Airlines and the hotels are continuously updating their own travel advisories, which determine the ability to change or cancel your flights and hotels. You can find a link to the travel advisory for each airline or hotel group on their home page or via a Google search: [insert airline] + travel advisory.
Travel advisories and fee waivers tend to apply unilaterally, whether you’ve paid cash for your ticket or booked your ticket with points, but they will vary from airline to airline.
If you’ve used miles to book an award flight through a program like American Express Membership Rewards or Chase Ultimate Rewards, you should be able to cancel or change the flights according to the travel advisory of the airline on which you’re ticketed (you will change the flight through the program in which you booked).
At the time of writing, JetBlue and Alaska are offering the most liberal waivers, allowing you to change or cancel at no cost if you no longer want to fly (this is the ongoing change policy of Southwest as well).
Note that even airlines have different advisories about the same countries. American Airlines has suspended its flights to destinations across Italy, while British Airways is currently offering free flight changes for just the north of Italy.
Because I was using AAdvantage miles from my AAdvantage Aviator Silver Mastercard to fund my ticket home from Milan, the suspended flights from MXP was the piece of information that tipped me to change my travel plan. Plus, I didn’t want to risk being quarantined on arrival back to the U.S. if a travel ban is issued while I’m away.
4. Know what your travel insurance covers
Before you assume that someone will cover your costs if you have to cancel, you’ll want to research the details for the travel insurance policy you have – whether it’s through a provider like World Nomads, or via a credit card like the Chase Sapphire Reserve.
You’re much more likely to be eligible for reimbursements through trip cancellation insurance if the airline cancels your flight than if you personally choose to cancel.
5. Assess your health and wellness
If you are sick or not feeling well, stay home. If you’re immunocompromised and are more prone to getting sick, ask your doctor as part of your fact-finding mission.
What science has told us about the disease, so far, is that the elderly and those with chronic medical problems are most at risk. If you’re healthy, be a responsible traveler (and human) and make decisions that will keep you that way.

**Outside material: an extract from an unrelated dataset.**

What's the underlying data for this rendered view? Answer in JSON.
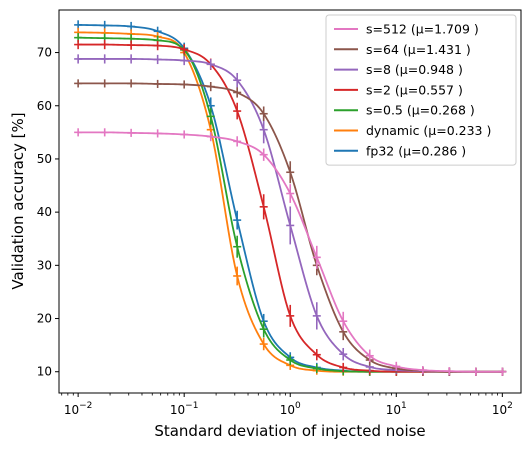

Wash your hands and take an extra minute to be situationally aware of your own travel habits. Use those antibacterial wipes you’re hoarding in your carry-on to wipe down everything you regularly touch when you travel – the handle of your carry-on, your phone and your computer keyboard.
For me, staying healthy also means prioritizing rest when I’m jetlagged, taking my vitamins and drinking lots of water on the plane instead of the free-flowing red wine that comes with business-class award tickets.
“Do I think everyday people living and traveling outside of outbreak hotspots need to be actively worried? No. Be aware of it like you’re aware of the flu, and get on with your life,” says Scott.
At the end of the day, I’m keeping an eye on all the facts for now. COVID-19 isn’t a travel-specific disease and worrying about your health and safety shouldn’t be something you only do when it comes to traveling.
Even though I modified my plans to cancel travel to Italy this month, I’m also very aware that I could just as easily get the virus staying at home in Oregon.
To steal the words of another one of my favorite points travelers, Tiffany Funk from One Mile at a Time, “Your focus should be less on whether or not you should go ‘somewhere’ and more on what you can do to be prepared ‘anywhere.’”
Whether you’re staying at home or staying safe on the road, I wish you happy and healthy travels.